EAST WILLIAMSBURG — A serial fraudster duped students and staff at a Grand Street Campus high school into believing his bogus $1.5 million donation would fund tickets to Broadway shows, a field trip to the Grand Canyon and high tech equipment for learning, according to a report and authorities.

Juan Diaz Romero, who claimed he was a related to a student at the school, donated the money in the form of a check to the High School for Business Enterprise and Technology located at 850 Grand St., the New York Post reported.

Romero, 49, was welcomed into the school as “our benefactor Dr. Diaz.”

But the check, donated a month before Christmas, bounced in January, according to the Post. The would-be benefactor then wrote a second check to the school, this time for a heftier $10 million. That one also bounced, according to the Post

After the second bad check, the Department of Education referred the matter to police.

But this is not Romero's first scam job, according to police. 

Romero, who's last known address was in Middleton, N.Y., has been arrested a handful of times in the past for writing bad checks and conning unsuspecting victims out of thousands of dollars, according to police. 

In 2004 he swindled money from two different people he had told to invest in companies and the stock market, making off with $7,000, police said. 

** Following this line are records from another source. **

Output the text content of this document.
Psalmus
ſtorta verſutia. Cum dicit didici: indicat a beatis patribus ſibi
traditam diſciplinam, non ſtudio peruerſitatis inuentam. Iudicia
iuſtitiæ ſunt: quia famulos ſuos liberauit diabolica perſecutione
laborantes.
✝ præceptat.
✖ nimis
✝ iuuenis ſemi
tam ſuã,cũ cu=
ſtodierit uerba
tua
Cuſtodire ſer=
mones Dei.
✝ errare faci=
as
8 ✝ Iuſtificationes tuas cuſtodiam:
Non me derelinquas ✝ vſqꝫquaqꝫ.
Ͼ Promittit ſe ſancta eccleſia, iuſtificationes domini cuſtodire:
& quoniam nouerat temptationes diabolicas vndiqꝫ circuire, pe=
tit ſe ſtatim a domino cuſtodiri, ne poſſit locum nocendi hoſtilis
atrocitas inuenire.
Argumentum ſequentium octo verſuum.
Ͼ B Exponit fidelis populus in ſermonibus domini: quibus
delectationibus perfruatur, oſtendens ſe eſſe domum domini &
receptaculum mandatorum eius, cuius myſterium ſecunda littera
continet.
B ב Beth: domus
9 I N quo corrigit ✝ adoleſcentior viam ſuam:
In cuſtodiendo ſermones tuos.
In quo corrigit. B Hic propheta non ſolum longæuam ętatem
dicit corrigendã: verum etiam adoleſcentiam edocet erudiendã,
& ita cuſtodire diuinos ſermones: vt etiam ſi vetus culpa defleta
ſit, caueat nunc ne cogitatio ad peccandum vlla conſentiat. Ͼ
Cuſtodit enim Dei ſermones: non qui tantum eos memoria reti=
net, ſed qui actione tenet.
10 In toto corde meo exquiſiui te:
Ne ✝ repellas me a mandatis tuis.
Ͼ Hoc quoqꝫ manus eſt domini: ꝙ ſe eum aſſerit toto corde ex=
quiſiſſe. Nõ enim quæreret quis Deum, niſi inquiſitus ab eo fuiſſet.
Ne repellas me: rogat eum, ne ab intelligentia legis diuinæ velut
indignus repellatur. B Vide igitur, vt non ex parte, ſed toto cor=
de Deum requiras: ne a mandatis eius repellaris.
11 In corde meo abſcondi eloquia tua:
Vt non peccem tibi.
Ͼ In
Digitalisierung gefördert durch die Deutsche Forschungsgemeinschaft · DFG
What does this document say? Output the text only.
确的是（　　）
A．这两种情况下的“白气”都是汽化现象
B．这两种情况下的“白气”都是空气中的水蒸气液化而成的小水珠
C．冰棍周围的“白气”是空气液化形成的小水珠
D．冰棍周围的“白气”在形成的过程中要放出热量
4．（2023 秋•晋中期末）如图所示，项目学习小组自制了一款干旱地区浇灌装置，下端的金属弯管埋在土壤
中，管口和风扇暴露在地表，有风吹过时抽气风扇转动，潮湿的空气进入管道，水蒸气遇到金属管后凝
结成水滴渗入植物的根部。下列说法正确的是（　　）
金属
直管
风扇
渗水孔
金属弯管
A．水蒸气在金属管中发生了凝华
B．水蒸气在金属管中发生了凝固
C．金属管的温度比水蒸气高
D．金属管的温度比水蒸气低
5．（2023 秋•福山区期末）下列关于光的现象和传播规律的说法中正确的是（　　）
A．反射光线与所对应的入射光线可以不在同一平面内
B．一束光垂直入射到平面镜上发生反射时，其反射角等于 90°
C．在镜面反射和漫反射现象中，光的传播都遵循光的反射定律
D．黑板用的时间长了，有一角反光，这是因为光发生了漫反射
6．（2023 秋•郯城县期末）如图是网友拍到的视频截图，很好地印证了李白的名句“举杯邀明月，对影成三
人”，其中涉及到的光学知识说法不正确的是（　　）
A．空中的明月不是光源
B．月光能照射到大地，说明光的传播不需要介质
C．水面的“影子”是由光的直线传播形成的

Twice in 2006, Romero tried to buy cars with bad checks. First he tried buy a Range Rover in Manhattan with a fake check worth $91,898 and he did the same thing several months later, attempting to buy two Cadillacs worth $186,000, police said.

And several years earlier in 2003 he had posed as a lawyer in Landlord/Tenant Court in Manhattan even though he's not certified, police said.

In 2007, Romero was convicted of criminal possession of a forged instrument and spent just over a year in state prison, correction records show. He was released in 2008.

Officials at the school declined to comment and referred to the Department of Education's press office. The DOE confirmed they had received a check from Romero that was rejected when they deposited it. They referred the matter to the city's Special Commissioner of Investigation, who didn't respond immediately to a request for comment.

Romero could not immediately be reached to respond to the allegations.

“The school received a donation from this donor, which was rejected when deposited. We referred the matter to the Special Commissioner of Investigation,” the Department of Education wrote in a statement to the Post

“I feel like the school was robbed,” student Estafano Santana, 15, told the Post.